DIE WÜRDE DES MENSCHEN



1700 Die Würde des Menschen wurzelt in seiner Erschaffung nach Gottes Bild und Ähnlichkeit (Artikel 1); sie kommt in seiner Berufung zur Seligkeit Gottes zur Vollendung (Artikel 2). Aufgabe des Menschen ist es, in Freiheit auf diese Vollendung zuzugehen (Artikel 3). Durch seine bewußten Handlungen (Artikel 4) richtet sich der Mensch nach dem von Gott versprochenen und durch sein Gewissen bezeugten Guten aus oder wendet sich dagegen (Artikel 5).

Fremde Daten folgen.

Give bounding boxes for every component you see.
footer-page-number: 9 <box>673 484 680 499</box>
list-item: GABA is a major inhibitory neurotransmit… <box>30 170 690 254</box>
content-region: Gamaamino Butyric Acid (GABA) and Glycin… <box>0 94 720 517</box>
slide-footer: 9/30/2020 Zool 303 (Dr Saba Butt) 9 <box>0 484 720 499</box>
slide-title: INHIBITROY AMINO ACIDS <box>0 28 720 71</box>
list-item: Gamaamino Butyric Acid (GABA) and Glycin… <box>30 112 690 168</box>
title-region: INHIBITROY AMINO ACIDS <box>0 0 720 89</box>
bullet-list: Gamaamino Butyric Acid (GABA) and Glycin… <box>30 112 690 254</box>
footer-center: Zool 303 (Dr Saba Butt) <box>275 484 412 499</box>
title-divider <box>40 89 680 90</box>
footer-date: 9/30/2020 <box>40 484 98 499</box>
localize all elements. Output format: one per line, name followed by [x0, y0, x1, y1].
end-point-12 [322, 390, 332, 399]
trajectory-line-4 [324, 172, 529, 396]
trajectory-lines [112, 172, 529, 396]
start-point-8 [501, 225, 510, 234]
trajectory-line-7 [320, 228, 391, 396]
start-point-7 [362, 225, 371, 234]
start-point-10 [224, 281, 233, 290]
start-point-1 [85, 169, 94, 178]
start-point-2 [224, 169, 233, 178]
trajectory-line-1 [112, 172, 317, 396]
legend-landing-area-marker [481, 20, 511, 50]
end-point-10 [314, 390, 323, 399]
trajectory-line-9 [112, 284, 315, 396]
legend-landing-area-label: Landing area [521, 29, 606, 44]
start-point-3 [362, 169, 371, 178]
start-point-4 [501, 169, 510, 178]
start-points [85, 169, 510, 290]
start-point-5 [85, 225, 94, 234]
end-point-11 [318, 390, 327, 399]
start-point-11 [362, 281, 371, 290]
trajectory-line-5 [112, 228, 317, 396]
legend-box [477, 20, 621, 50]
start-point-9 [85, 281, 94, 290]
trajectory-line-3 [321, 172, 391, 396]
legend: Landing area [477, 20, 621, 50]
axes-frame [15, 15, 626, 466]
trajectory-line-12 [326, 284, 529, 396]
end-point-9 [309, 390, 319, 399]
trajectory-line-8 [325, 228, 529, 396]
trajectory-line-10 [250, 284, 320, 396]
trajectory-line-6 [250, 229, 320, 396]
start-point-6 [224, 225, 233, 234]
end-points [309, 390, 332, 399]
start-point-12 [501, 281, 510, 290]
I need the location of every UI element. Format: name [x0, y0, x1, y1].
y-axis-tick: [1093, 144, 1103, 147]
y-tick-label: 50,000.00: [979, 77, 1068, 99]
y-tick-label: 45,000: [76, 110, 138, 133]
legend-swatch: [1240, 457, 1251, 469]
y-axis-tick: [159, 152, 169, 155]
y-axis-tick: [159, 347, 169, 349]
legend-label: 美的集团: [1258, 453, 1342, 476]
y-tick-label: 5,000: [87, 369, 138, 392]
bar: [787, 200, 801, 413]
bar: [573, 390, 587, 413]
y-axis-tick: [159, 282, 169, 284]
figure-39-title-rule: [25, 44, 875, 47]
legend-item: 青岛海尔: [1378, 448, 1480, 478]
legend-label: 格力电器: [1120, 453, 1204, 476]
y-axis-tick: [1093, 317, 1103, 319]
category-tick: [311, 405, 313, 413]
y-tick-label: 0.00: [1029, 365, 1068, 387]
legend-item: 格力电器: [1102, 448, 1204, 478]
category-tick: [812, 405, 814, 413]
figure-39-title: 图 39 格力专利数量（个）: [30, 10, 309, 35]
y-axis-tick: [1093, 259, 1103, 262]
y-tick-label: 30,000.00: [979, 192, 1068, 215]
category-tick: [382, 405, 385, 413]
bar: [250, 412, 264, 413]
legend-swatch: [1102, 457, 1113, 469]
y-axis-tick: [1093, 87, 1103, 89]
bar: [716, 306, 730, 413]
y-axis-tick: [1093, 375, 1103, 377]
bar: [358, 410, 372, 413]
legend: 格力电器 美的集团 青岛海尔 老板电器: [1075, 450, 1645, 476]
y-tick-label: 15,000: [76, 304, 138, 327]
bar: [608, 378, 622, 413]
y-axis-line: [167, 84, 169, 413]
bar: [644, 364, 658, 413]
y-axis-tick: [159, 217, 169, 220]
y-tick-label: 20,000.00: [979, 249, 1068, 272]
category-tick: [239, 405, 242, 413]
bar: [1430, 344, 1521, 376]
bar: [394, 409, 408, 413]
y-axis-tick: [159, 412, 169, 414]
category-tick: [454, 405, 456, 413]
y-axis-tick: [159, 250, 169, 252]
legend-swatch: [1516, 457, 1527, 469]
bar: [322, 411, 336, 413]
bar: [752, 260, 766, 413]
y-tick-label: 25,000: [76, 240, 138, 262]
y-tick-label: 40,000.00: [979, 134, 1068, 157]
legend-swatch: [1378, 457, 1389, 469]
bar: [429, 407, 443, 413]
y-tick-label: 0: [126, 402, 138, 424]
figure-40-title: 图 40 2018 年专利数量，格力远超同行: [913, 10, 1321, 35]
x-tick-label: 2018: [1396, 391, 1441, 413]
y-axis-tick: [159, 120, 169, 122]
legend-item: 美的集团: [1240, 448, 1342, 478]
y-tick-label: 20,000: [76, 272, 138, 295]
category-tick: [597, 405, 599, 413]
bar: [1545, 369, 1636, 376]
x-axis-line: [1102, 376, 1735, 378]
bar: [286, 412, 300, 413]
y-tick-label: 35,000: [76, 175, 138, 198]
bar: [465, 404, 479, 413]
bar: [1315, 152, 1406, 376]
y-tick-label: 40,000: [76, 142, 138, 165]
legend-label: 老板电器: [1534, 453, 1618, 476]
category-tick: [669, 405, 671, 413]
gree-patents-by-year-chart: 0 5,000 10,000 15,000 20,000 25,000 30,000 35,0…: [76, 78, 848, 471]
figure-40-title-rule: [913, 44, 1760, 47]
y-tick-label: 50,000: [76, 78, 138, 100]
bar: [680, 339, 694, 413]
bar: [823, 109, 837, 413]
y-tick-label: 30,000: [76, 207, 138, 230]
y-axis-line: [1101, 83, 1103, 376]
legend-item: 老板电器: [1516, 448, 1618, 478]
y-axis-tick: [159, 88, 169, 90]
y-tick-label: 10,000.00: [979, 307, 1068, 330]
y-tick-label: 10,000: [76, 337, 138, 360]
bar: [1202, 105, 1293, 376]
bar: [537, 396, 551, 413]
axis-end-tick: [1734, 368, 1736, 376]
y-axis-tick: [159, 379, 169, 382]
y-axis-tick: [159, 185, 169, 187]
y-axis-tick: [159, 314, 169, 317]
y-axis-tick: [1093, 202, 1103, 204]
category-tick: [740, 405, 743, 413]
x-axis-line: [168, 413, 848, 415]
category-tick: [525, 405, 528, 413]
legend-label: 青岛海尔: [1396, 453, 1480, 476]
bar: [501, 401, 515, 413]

Der Mensch leistet einen eigenen Beitrag zu seinem inneren Wachstum; er macht sein ganzes Sinnes- und Geistesleben zum Mittel dieses Wachstums (Artikel 6). Mit Hilfe der Gnade wächst er in der Tugend (Artikel 7), meidet die Sünde und gibt sich, wenn er dennoch sündigt, wie der verlorene Sohn (Vgl. Lc 15,11-31) dem Erbarmen des himmlischen Vaters anheim (Artikel 8). So gelangt er zur vollkommenen Liebe (Vgl. dazu auch CEC 356 CEC 1439).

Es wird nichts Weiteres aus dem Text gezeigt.